Monthaven Arts and Cultural Center (MACC) in Hendersonville will present Picasso Ceramics: Master in Clay/Part II, its second Picasso exhibition in recent years.
On view from September 17 through November 12, the exhibit commemorates the 50th anniversary of the death of legendary Spanish artist Pablo Picasso. The acclaimed master of multiple mediums passed away in 1973 at age 91 in Mougins, a hilltop village on the French Riviera.
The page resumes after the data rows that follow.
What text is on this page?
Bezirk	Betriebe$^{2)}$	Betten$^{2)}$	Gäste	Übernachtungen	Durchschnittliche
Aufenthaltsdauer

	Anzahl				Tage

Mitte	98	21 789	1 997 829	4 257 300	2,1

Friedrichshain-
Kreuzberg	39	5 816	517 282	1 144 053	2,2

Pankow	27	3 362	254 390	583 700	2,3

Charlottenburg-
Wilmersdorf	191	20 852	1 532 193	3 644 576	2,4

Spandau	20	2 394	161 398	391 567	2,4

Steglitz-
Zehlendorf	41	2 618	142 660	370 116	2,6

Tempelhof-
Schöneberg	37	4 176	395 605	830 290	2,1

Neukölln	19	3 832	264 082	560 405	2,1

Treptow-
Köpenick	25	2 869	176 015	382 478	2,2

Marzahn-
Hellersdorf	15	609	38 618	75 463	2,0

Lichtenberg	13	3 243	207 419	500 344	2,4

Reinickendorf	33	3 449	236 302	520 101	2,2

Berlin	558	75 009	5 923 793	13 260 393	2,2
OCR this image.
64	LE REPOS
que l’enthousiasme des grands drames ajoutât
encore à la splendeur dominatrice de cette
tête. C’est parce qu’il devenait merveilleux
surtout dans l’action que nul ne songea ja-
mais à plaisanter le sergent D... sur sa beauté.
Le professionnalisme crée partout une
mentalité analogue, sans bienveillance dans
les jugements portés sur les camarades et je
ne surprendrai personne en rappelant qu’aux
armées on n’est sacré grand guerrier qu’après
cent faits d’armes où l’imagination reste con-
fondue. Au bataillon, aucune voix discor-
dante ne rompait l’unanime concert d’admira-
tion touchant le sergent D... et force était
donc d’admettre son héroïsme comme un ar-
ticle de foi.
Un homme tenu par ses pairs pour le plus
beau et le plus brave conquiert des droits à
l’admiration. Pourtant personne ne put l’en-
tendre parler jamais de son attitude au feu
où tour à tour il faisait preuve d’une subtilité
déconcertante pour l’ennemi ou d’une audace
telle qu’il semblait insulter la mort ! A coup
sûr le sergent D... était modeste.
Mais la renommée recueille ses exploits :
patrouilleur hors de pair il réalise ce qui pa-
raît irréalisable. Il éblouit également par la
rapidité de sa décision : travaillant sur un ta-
The exhibition will showcase 60 of the renowned Picasso’s Edition Ceramics, made in partnership with Suzanne and Georges Ramié, from 1947 until 1971. The couple owned the Madoura Pottery studio in Vallauris, a quaint seaside town in the south of France. Picasso’s line of earthenware ceramics feature whimsical depictions of Greek mythological figures, along with fanciful renditions of owls, fish, birds, women and bullfighting scenes.
The mass-produced, functional ceramic ware that Picasso designed, in association with the Ramiés, provided him with an avenue for making his work extremely affordable and readily accessible to a much wider audience. He also liked the inherent simplicity of the generic, press-molded plates, platters, and bowls, which were said to remind him of the informality of his homeland.
Picasso Ceramics: Master in Clay/Part II at the MACC will be complemented by a dozen of the artist’s famed Imaginary Portraits, created late in his career in 1969, as well as a trio of his prized linocuts.
The Picasso works are drawn from the collection of Albert and Mitsie Scaglione of Southfield, Michigan. Avid, longtime collectors, the Scagliones are the founders of the Park West Museum, the Park West Gallery and Park West Foundation.
The exhibition at the MACC is being offered to the public free of charge.
MACC Executive Director Cheryl Strichik anticipates that Picasso Ceramics: Master in Clay/Part II will be exceptionally popular with museum goers when it opens next month. More than 10,000 visitors attended Monthaven’s first Picasso Edition Ceramics exhibition, shown during the late summer and fall of 2019.